Thoughts on Identifying with the Visionary/Magician Archetype

I recently took an online test to find my brand archetypes. I don't have a brand, exactly, but I like creating stuff and putting it out there. I wanted to know what kind of personality the stuff I create gives off.

After taking a few different tests and some time to reflect, it became clear that the Visionary/Magician is my main brand archetype and the Sage is a close second.

I want to focus mainly on the Visionary/Magician archetype. Discovering what kind of role that identity has played in my life and in my creative work has made a permanent impact on me.

Really, being a sage didn't surprise me. I've always read a ton. I enjoy words and knowledge. I have an unending desire to learn. It was obvious. But finding out that I have the magician archetype was like discovering a secret ingredient within myself.

The magician is all about transformation. Going from disorganized to having it to together. From being unhealthy to being reasonably fit. The magician is about transforming into the best version of themselves and as they do so, they also transform the lives of others.

And often the transformation is accomplished in a way that others find--well, amazing and magical.

This makes me think about my childhood. My parents bought me a toy science kit, and I remember being obsessed with making things disappear. Of course it was realistically impossible, but I loved imagining that I could mix up some concoction that could bend the laws of physics and make stuff disappear.

The butterfly, one of the main symbols of transformation, is one of my favorite creatures. I have always loved things with butterflies on them.

Throughout my life, I've been driven to make impossible things happen and to be a better version of me. Please, don't tell me that I lack the ability to do something. Especially something that I really want to do. At hearing the words "You can't...blah, blah, blah" I'm already pulling out books and Googling shortcuts to make what I want to happen a reality.

Learning about the visionary/magician archetype has also helped me to find more ease within myself.

I am a person with over-excitabilities, which basically means that I have intense emotions, physical senses, and drive. I am calm on the surface, but overflowing within. More than once, I've seen it recommended that people with these traits should check out the biography of Elon Musk. For a long time, I just blew that off. I could care less about Tesla and his other companies.

But when I saw that Tesla is considered a visionary/magician brand, I got curious. So I read the biography, and discovered that identifying with the visionary archetype has some important implications as to how I present what I create to the world.

Here's a good example of that.

I enjoy reading Austin Kleon's books on the creative life. Show Your Work was one of my favorites. What I liked about it was that it made the process of sharing the behind the scenes work of creation simple. Anyways, that was the goal of the book.

Over and over again from different sources, I heard the advice, "As a creative in an online world, you need to show your work!" Seemed simple enough, but for some reason, that was something I kept struggling with. Even when the techniques for sharing works in progress were broken down into the most basic steps, I struggled with showing the everyday work of me being creative.

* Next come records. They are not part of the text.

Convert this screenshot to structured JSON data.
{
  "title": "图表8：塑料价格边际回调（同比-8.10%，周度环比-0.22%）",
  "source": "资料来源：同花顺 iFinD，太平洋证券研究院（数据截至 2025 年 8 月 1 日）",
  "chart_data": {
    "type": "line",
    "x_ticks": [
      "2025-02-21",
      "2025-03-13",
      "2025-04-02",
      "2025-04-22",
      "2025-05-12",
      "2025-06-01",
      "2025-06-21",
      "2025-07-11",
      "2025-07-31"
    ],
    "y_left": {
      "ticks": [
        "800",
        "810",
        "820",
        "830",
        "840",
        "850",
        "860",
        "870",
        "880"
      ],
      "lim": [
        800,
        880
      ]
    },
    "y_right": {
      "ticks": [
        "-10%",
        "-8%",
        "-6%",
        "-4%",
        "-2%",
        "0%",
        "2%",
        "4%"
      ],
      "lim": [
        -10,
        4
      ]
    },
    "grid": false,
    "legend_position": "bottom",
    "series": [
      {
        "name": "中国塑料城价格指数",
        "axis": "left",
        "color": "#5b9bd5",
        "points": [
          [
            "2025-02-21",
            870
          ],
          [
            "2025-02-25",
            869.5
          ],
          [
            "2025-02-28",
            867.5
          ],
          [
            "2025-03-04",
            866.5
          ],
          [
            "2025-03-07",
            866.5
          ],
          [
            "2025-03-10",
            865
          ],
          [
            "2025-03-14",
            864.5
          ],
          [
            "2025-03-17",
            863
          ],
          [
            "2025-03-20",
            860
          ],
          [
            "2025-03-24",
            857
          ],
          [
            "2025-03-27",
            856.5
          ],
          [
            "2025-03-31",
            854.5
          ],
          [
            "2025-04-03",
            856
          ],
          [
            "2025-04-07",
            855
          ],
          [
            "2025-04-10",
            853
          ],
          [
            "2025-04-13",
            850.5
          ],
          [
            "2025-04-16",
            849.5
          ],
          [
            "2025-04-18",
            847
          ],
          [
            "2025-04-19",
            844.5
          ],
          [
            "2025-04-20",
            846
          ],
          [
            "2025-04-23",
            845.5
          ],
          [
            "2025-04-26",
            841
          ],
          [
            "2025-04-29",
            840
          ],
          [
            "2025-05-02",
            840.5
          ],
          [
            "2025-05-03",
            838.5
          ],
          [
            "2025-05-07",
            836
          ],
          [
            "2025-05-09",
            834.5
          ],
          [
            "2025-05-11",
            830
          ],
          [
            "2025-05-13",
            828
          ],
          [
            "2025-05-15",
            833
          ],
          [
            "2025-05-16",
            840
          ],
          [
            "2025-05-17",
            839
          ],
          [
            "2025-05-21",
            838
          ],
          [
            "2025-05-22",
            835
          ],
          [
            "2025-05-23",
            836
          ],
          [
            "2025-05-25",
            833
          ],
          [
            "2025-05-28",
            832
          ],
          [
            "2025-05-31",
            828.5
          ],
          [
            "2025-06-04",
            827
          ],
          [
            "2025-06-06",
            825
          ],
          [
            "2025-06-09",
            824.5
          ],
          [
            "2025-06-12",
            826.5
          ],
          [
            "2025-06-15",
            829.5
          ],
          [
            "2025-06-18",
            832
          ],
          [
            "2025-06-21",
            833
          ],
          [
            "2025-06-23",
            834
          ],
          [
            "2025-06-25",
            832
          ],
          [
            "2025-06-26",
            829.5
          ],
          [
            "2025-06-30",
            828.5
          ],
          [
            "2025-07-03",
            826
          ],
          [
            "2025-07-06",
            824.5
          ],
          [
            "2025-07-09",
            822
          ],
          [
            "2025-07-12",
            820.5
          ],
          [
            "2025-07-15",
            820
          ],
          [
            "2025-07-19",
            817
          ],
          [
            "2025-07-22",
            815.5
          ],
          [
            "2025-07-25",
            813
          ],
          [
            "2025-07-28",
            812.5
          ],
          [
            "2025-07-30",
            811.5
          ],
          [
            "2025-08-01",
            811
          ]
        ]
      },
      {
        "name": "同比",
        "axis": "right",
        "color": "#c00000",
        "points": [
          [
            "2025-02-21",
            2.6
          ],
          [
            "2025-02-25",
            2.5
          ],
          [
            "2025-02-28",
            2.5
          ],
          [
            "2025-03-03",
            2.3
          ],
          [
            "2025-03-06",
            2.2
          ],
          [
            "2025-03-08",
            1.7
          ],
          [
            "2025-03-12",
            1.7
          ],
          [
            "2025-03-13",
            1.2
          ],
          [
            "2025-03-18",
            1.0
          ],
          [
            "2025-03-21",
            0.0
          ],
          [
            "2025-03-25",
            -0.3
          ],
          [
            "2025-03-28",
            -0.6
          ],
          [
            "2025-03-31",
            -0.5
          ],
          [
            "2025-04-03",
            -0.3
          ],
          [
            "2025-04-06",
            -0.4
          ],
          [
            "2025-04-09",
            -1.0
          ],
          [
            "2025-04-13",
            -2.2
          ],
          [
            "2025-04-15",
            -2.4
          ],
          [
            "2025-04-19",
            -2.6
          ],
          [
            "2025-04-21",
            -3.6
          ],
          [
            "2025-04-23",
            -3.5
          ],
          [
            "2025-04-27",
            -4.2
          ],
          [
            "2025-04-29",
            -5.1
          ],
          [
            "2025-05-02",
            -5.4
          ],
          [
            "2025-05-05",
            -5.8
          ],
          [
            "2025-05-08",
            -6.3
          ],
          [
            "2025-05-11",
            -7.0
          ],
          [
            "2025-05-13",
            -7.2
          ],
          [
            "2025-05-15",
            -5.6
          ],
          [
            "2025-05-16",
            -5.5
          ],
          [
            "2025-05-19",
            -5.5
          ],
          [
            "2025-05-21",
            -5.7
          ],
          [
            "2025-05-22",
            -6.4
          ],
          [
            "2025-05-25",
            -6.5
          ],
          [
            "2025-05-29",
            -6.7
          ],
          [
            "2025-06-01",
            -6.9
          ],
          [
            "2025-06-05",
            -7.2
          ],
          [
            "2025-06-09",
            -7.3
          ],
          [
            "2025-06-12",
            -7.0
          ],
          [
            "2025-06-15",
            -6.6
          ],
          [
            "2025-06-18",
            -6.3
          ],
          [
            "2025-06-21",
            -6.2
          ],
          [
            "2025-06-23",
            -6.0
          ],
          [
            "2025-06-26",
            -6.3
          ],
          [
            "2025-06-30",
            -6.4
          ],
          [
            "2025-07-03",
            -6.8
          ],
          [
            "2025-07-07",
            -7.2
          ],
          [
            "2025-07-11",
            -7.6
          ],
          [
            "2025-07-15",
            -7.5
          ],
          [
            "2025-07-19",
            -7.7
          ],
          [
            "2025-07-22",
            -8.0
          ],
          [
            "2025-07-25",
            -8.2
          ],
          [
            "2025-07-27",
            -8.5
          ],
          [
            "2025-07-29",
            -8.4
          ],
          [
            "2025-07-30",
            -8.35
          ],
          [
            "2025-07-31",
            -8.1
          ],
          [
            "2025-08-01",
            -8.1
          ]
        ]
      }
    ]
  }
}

Once I learned my archetype, I understood why. The people who say, "Show every step in your creative process as you go," more than likely fall into the Creative Archetype. The Creative Archetype enjoys teaching others how to create. They are energized by inviting people along for every step of the process. Although I am creative, my power is in using the magician archetype.

When a magician performs a trick, does he or she say while performing the trick, "I am pulling the card off the top of the deck. However, I also have an extra card hidden up my sleeve. So that way when I shuffle everything..."

No way. What makes a magician a magician is that they are able to make things look like they come out of thin air with very little explanation of the work that went into it. It just appears.

And if they feel inclined, they may reveal a little bit of the process. But still they may keep some of it to themselves. Going back to the biography of Elon Musk, the way that both Tesla and SpaceX shrouds the details of the latest and greatest projects in secrecy, even from other employees made me see that this is the way I work as well. Elon Musk also has a reputation of hating the words, "I can't..." Sounds familiar for some reason...

Some authors like sharing their rough drafts online. Every time I've tried this, I have failed--failed as in, abandoning the project as soon as its roughness hits the light of day. That is because my power is in my privacy.

Working and creating in private is my fuel.

And when I let out what I've been toiling on in hiding for so long, people are like, "Where did that come from? How did you do it?"

I reveal a little bit, but I also conceal. This is so different from the concept of "Showing Your Work," but this is what comes naturally to me. It's natural for me to send projects out into the world with no warning, and then explain what's going on after the fact. Even when I was working on my webcomic, I didn't share many sketches and works in progress because I thrive working behind the veil.

So if you are a creator who doesn't do well with showing their work, be assured that it's okay. Just put what you make out there, and explain it after the fact. In this world of oversharing, there is so much value in a little bit of mystery.

And if you're struggling with sharing your creative work, try taking a few brand archetype tests. You may learn something new about yourself.